No Clue

Nobody asked but …

I heard a Federal Government bureaucrat/spokesperson on the radio on my way to work this morning.  An amount of hot air was gushed that would make a political hack blush.  The bureau in question was the Department for Homeland Security (you know, the wholly fictitious entity which was created by the equally fictitious War on Terror).

I’m not sure what the report was about, no clue.  But ostensibly it was to warn us of something we couldn’t recognize if it bit us on the collective ass.  The DHS believes we are a collective of asses, by the way.  The warning concerned spoofing, but the spokesperson had no intent of actually describing spoofing and how it might threaten any status quo.  Actually, I think the spokesperson was unaware of the nuances of which she spoke.  That goes to show you that government bureaucrats believe they can stir us up at will, no thinking required.

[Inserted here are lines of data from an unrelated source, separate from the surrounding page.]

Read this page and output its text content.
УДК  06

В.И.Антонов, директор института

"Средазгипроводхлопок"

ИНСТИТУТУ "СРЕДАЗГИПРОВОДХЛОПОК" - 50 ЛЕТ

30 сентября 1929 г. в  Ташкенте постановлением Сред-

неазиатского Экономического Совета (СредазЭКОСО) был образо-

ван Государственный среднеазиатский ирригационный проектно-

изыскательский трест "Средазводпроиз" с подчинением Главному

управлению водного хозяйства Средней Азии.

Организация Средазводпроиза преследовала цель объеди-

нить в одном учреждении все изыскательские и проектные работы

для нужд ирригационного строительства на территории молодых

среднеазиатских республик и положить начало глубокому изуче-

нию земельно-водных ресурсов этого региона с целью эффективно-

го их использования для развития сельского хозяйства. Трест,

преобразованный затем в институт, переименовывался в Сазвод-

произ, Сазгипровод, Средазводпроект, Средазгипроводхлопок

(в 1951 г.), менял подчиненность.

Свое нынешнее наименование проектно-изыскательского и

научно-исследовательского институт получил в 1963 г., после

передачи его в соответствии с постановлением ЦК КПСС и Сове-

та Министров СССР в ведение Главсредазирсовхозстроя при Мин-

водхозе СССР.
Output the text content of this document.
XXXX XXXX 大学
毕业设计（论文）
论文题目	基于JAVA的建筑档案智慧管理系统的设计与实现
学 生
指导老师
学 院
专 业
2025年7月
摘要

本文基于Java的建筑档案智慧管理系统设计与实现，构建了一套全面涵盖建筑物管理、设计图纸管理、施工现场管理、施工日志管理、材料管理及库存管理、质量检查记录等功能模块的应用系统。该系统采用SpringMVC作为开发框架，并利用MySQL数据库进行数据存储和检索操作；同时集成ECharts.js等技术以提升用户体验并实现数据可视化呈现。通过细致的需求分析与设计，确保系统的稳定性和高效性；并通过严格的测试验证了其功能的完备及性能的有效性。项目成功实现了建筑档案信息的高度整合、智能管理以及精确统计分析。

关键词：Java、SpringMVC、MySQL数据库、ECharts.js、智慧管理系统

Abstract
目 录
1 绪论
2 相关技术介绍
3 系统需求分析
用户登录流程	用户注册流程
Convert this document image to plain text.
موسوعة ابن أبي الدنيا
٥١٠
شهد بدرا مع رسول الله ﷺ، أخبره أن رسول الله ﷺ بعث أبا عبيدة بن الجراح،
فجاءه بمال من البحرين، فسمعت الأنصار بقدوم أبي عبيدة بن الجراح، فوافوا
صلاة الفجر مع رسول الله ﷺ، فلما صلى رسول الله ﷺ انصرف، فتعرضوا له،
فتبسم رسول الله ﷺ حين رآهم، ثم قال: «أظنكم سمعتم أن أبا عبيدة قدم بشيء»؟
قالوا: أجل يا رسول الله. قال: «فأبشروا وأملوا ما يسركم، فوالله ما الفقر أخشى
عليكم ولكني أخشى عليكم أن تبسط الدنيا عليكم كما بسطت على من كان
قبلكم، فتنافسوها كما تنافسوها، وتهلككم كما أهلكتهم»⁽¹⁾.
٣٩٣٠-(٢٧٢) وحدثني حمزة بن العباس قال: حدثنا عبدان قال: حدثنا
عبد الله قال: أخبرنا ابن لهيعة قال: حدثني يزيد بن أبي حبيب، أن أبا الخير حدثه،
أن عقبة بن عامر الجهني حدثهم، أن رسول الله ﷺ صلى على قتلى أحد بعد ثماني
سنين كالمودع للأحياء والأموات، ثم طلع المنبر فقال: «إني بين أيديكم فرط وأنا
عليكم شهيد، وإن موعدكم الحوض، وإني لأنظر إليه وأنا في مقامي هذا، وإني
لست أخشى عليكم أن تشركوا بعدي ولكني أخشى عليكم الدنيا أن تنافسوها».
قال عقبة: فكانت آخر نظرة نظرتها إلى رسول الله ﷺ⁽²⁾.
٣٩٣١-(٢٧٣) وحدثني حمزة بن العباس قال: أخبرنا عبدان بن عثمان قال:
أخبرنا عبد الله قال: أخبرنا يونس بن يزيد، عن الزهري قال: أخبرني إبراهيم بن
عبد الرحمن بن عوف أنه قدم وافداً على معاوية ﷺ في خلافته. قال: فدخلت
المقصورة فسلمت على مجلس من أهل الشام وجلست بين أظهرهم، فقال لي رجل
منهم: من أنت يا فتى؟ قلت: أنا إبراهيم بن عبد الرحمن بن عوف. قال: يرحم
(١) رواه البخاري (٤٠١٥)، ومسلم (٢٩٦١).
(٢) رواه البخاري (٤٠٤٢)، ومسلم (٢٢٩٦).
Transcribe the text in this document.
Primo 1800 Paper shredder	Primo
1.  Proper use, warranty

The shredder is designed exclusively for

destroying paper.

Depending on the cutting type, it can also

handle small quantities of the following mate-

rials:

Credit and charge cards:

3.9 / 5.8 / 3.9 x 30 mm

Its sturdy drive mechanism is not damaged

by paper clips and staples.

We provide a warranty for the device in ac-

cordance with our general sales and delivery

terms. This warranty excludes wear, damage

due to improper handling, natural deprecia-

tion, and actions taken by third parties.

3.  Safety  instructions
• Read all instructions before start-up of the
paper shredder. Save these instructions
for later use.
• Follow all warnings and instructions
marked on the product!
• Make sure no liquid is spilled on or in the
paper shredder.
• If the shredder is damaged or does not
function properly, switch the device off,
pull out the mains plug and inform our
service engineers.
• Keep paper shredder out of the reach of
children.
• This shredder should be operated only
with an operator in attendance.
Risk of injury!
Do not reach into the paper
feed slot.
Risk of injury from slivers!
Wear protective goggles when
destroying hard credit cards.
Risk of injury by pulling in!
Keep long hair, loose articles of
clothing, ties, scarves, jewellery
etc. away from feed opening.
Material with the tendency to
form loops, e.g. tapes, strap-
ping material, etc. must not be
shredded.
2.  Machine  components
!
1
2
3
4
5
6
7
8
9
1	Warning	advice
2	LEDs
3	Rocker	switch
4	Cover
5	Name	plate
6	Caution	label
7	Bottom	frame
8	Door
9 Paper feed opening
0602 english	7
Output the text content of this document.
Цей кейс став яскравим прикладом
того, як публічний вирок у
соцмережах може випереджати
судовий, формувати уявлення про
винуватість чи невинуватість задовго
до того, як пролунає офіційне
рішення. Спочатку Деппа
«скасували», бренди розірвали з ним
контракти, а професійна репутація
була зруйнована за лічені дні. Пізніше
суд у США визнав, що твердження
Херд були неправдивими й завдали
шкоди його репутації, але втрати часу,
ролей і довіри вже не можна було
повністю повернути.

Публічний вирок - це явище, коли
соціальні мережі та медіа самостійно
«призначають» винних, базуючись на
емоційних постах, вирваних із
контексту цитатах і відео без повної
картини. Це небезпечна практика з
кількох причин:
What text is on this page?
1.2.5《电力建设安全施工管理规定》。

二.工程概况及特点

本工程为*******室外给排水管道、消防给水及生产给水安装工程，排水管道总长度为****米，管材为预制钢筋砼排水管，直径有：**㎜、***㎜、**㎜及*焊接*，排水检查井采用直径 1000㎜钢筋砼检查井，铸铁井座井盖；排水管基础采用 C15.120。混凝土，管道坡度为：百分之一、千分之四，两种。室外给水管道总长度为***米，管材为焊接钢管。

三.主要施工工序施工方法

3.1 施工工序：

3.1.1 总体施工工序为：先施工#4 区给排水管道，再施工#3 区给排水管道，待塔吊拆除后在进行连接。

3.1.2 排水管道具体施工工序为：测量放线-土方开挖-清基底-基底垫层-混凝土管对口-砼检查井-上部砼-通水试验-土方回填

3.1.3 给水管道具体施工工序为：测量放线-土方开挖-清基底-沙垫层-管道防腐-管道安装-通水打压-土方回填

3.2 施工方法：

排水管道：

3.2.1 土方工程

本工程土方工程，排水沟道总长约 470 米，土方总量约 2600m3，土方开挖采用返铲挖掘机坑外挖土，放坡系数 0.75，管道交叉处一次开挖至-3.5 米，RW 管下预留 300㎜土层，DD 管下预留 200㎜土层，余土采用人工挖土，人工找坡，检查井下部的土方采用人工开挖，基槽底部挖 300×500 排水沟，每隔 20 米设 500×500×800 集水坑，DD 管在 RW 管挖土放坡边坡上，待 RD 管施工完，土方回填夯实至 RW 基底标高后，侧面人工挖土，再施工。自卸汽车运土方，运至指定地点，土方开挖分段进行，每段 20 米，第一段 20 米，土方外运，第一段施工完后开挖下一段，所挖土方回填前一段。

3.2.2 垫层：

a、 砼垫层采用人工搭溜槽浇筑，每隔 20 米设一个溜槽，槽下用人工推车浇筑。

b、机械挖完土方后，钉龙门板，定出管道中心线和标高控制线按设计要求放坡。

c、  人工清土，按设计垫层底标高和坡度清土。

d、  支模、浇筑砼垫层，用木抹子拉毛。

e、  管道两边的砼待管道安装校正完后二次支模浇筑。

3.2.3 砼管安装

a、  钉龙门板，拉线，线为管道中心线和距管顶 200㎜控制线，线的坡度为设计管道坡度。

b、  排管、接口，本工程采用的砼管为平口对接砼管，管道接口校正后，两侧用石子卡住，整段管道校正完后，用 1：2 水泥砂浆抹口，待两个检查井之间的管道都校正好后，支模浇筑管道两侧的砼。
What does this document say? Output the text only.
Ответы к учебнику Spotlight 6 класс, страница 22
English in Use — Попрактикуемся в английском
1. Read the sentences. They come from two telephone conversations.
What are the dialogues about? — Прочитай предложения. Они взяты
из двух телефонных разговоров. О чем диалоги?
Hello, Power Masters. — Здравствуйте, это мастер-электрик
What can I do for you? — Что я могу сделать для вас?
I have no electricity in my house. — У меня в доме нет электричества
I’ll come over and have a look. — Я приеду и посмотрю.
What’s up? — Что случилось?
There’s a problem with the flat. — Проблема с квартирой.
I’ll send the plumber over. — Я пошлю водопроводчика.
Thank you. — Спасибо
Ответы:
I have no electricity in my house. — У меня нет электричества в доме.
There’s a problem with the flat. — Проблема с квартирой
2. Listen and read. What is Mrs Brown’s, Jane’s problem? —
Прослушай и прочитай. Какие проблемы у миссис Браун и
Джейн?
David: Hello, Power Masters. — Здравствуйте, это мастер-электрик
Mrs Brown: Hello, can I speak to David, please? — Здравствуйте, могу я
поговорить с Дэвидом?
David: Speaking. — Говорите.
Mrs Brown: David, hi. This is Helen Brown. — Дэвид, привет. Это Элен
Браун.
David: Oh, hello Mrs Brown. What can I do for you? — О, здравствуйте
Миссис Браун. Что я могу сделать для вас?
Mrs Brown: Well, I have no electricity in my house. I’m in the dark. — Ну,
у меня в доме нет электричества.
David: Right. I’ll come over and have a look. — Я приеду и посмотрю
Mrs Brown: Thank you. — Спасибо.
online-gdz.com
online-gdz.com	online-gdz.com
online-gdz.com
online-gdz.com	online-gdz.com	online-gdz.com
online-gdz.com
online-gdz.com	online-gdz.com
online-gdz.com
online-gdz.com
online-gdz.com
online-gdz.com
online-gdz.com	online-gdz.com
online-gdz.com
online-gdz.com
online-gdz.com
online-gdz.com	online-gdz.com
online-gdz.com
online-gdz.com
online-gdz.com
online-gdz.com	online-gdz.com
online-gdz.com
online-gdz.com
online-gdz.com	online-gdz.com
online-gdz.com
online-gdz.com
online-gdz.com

This warning consisted of buzzwords from computerese that had a vague ring of authenticity — intruder, Russia, hack, router, spoof, sitting on your network, devices, dither dither dither … .  It sounded scary as all hell’s demons.  But I am a computer geek, a certified propeller beanie wearer, and it sounded like gobbledegook to me.  The keyword was “spoof” as in “there’s spoofing going on …”  Resorting to FOLDOC on spoof, we find a definition that has nothing to do with the fears spread by DHS this morning.  But some specters were thrown in to raise the panic quotient — one was a mention of taking down all or part of the power grid by cyber-attack, and whether such would be considered an act of war.

It all parsed with as much concrete information as an expressway e-sign blaring that there was an orange alert.  I keep hoping that the BS will get more sophisticated, so our cluelessness will not seem so profound.  But if the BS did get more sophisticated, we would have a clue.